I pull out my phone, tapping through the process of connecting to the local network for service. When I get a signal, I send a quick text to my sister that we’re en route and shut off the screen. I sigh, rubbing my eyes, then lean back against the headrest.
The scenery whips past. While the billboards have changed, the places along the side of the highway are mostly familiar, with a few new builds scattered here and there. The names and landmarks swim back into my memory so easily I almost feel like I never left. I guess the place where you grew up pulls at you like that.

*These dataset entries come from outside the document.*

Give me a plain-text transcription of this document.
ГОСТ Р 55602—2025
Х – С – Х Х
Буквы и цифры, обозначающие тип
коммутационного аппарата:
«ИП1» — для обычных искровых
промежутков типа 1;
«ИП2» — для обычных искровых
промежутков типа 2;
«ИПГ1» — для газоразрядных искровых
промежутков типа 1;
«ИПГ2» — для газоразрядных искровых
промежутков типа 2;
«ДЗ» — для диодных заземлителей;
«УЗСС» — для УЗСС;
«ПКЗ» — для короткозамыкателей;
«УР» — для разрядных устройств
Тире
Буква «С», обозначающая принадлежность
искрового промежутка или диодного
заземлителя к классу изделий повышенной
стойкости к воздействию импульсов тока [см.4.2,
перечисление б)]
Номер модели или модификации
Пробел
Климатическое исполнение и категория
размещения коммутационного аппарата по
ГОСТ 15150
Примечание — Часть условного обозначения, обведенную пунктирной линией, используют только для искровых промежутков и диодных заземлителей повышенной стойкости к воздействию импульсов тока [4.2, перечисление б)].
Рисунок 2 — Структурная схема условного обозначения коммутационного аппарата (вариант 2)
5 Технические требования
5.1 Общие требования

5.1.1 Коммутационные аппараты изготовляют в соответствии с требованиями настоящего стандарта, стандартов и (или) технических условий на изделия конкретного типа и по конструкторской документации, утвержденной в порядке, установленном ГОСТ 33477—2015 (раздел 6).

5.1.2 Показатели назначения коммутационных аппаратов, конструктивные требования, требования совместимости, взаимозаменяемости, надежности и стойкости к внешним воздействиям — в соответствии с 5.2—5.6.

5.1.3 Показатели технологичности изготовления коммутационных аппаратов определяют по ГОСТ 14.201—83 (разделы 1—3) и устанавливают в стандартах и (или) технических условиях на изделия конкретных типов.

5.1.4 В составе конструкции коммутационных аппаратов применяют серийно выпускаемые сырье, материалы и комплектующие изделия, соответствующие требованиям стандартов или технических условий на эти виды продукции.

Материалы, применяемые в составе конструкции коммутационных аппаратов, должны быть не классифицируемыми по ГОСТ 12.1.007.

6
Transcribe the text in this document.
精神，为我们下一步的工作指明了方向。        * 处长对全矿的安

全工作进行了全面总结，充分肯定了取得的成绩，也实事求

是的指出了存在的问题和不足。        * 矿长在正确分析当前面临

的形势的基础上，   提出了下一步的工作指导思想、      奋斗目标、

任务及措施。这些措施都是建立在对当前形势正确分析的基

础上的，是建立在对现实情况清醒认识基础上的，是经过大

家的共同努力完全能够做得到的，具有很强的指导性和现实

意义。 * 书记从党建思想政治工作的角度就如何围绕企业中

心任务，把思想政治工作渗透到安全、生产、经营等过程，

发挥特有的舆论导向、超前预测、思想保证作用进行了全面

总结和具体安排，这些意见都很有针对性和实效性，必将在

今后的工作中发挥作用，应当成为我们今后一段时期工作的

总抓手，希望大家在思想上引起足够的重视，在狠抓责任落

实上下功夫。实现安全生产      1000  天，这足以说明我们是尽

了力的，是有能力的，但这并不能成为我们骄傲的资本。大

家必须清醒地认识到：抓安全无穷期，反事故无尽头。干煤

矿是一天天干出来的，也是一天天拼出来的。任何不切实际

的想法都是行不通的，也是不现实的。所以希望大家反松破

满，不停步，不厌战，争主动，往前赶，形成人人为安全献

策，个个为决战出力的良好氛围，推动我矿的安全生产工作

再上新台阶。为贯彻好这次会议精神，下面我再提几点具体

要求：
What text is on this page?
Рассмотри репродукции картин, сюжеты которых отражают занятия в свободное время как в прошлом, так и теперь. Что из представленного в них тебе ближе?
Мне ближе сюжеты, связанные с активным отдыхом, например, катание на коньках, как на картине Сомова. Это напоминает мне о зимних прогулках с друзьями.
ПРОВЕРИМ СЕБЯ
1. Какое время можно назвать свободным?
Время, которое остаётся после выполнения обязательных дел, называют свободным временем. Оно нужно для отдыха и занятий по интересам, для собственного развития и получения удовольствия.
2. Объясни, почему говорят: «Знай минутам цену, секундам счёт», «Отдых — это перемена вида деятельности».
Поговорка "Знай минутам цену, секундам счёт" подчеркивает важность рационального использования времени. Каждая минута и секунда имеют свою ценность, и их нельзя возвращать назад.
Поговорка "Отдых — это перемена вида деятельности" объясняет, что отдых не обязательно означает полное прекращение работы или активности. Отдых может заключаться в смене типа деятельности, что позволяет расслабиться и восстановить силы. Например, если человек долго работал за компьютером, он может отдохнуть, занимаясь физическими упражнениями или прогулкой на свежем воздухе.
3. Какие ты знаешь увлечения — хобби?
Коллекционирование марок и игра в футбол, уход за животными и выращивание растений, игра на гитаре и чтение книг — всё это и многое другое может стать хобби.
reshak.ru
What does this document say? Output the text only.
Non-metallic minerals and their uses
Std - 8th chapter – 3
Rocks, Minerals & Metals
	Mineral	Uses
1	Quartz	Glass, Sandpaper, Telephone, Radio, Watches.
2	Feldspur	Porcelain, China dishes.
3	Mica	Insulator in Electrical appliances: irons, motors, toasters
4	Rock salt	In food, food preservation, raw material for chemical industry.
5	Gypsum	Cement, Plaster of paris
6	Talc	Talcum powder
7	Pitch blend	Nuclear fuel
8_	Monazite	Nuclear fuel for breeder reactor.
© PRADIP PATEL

Fuck, it’s weird being back.
Eight years. Eight fucking years I’ve been hiding on the other side of the world. I press my lips together and inhale an unsteady breath through my nose, hating myself for my shit-for-brains, short-sighted cowardice. It had been easier to keep running than to think about the mess I’d left behind. I’d shut everything and everyone out—except Marcus, really. I exhale, fighting against a fresh wave of suffocating guilt.
According to a sign that sails past, Lennox Valley is another seventy-three miles away. As antsy as I am to get to the hospital, we’ve got time to kill.
“What’s everyone up to these days?” Flopping my head in Marcus’ direction, I try to stuff my internal wince about not keeping up with our friends. Not that it was easy to stay in touch with anybody—even if I’d tried—thanks to shoddy internet access in the bush. With Marcus, it was different. We’d talked on the phone here and there. It helped that our friendship has always been the kind where we could pick right up where we left off. It never felt like work.
The corner of his mouth lifts slightly. “You sure you wanna just, like, shoot the shit?”